Я отклонился от прямой темы моей статьи. Но ведь иногда можно гораздо точнее и подлиннее высказаться, бродя „около темы“, в ее плодотворных окрестностях… В сущности говоря, разбор всякой книги нелеп и бесцелен, да кроме того, нас занимает не выполнение „авторского задания“ и не самое даже „задание“, а лишь отношение к нему автора.
И еще: так ли уж нужны эти экскурсии в область прошлого с их стилизованными дрязгами и искусственно оживленным бытом? Кому важно знать, как Чернышевский вел себя с женщинами? В наше горькое, нежное, аскетическое время нет места для такого рода озорных изысканий, для праздной литературы, не лишенной к тому же какого-то надменного задора, который самого благосклонного читателя может только оттолкнуть».
После этого посыпалось. Профессор Пражского университета Анучин (известный общественный деятель, человек сияющей нравственной чистоты и большой личной смелости: это был тот профессор Анучин, который в 1922 году, незадолго до высылки, когда наганно-кожаные личности пришли его арестовать, но, заинтересовавшись коллекцией древних монет, замешкались с его уводом, – спокойно сказал, указав на часы: «Господа, история не ждет») напечатал в толстом журнале, выходившем в Париже, обстоятельный разбор «Жизни Чернышевского».

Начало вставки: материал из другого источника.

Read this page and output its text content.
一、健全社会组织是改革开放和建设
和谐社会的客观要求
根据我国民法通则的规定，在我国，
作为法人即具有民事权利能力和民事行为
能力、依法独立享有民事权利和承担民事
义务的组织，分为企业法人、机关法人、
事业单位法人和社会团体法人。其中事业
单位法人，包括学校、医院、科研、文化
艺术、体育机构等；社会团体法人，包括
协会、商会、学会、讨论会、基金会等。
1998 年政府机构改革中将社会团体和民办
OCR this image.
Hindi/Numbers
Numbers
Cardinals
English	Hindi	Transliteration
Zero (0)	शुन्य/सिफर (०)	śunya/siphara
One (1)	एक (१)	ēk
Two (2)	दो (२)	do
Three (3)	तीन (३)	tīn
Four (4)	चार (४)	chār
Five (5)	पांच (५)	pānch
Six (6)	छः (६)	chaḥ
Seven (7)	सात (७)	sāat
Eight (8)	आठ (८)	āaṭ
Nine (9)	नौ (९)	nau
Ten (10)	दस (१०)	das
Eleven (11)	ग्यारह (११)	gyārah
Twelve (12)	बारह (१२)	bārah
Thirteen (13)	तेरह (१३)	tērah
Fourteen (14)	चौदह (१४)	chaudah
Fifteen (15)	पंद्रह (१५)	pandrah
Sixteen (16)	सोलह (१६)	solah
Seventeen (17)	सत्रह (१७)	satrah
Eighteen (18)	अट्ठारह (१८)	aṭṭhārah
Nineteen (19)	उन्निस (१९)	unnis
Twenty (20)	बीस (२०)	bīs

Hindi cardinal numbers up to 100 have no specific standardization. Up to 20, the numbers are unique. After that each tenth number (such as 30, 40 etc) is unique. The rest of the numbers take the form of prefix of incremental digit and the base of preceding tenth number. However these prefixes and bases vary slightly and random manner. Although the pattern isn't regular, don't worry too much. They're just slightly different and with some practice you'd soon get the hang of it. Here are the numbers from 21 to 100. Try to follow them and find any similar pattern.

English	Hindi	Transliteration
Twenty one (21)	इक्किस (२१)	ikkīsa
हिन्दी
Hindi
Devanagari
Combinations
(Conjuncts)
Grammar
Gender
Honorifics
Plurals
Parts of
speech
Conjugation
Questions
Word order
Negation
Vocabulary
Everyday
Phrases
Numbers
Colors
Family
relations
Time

«В прошлом году (писал он) вышла замечательная книга проф. Боннского университета Отто Ледерера (Otto Lederer) „Три деспота (Александр Туманный, Николай Хладный, Николай Скучный)“. Движимый страстной любовью к свободе человеческого духа и горячей ненавистью к попиравшим его, автор бывал в иных своих оценках несправедлив, – вовсе не учтя, например, того пафоса российской государственности, который мощной плотью облек символ трона; но излишний пыл и даже ослепление в процессе порицания зла всегда понятнее и простительнее, чем малейшая насмешка, как бы она ни была остроумна, над тем, что ощущается обществом как объективное благо. Однако именно этот второй путь, путь эклектической язвительности, избран господином Годуновым-Чердынцевым в его трактовке жизни и творчества Н. Г. Чернышевского.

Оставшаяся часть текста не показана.